Austria. Politically, Austria has long been associated with, above all, a name: Jörg Haider, head of government in the state of Carinthia and former party leader of the right-wing populist FPÖ. So it was during this year.
|Gross domestic product (GDP)||$ 441,000,000,000|
|GDP growth rate||3.00%|
|GDP per capita||$ 50,000|
|GDP by sector|
|Proportion of the population below the national poverty line||6.2%|
|Distribution of household income|
|Industrial production growth rate||1.40%|
|Investment volume||20.8% of GDP|
|National debt||78.60% of GDP|
|Foreign exchange reserves||$ 23,360,000,000|
|Number of visitors||25,291,000|
In January, together with the conservative newspaper Kronen Zeitung, the FPÖ managed to gather over 900,000 votes for a referendum aimed at the Czech nuclear power station Temelin, and by extension towards the EU’s enlargement to the east. This was not enough to bring about a referendum, but for Haider, it was enough that, despite not being in the government but only being “an ordinary member” of the FPÖ, he is threatening new elections. So far it did not go this time. The issue of the subject prompted Czech Prime Minister Miloš Zeman to criticize Haider, with an unusual choice of words in this context (“a populist pronazist politician who understands nothing but talks about everything”).
In February, Haider traveled to Iraq to save world peace. In Baghdad, he met Saddam Hussein to give him “greetings from the Austrian people”. Chancellor Schüssel characterized Haider’s journey as “unnecessary”.
According to Countryaah website, national day of Austria is every October 26. The next time Haider talked about himself was in mid-August. After very severe floods in Austria, Germany and the Czech Republic – in Austria, the costs were estimated at € 7.5 billion (later figures said 2.9) – FPÖ decided to postpone a previously decided tax reform with reference to the high costs. This led Haider to go to the roof (“Due to some rain…”). After various manipulations of common Haider incisions, such as As a result, most of FPÖ’s ministers in the government saw themselves forced to resign, Wolfgang Schüssel announced in September a new election to be held on November 24.
The November election ended with FPÖ losing 16.9 percentage points. The Green Party went ahead by 2.1 percentage points, the Social Democrats (SPÖ) won 3.3 percentage points, while the conservative ÖVP with Wolfgang Schüssel in the lead made a record choice with plus 15.4 percentage points; the largest electoral success in the country’s post-war history.
With 42.3% of the Austrian people behind him, Wolfgang Schüssel certainly remained, but by the end of the year he had not yet managed to find a suitable coalition partner. FPÖ wanted to continue to reign, but after three turbulent years in the government may have burnt their cards. The SPÖ appeared to be retiring to re-enter a coalition with the ÖVP – both parties have ruled Austria for almost the entire post-war period in different constellations – and the Greens said they have no environmental political confidence in the entrepreneurial-friendly ÖVP.

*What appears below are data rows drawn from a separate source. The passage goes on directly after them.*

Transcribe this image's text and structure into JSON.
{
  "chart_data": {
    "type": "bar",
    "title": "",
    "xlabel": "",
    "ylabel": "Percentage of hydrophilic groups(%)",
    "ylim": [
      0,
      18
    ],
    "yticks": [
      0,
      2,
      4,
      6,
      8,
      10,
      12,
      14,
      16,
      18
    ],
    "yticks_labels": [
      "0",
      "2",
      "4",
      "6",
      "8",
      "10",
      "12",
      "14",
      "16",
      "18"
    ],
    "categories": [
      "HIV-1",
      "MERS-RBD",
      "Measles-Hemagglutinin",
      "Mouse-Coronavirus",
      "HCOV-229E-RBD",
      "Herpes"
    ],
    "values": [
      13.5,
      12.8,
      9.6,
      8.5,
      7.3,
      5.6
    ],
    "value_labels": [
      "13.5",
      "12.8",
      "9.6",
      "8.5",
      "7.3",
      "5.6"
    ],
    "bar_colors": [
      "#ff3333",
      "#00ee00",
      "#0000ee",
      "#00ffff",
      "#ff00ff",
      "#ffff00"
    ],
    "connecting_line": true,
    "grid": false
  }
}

The year began with Austria moving to the euro as one of twelve EU countries. The year ended with Austria supporting the EU’s enlargement with ten countries, but at the Copenhagen summit in December, the government threatened Schüssel not to sign the agreement in April 2003 unless security is improved at the Temelin nuclear power plant, the same nuclear power plant as the first of the year. great political strife continued in Austria.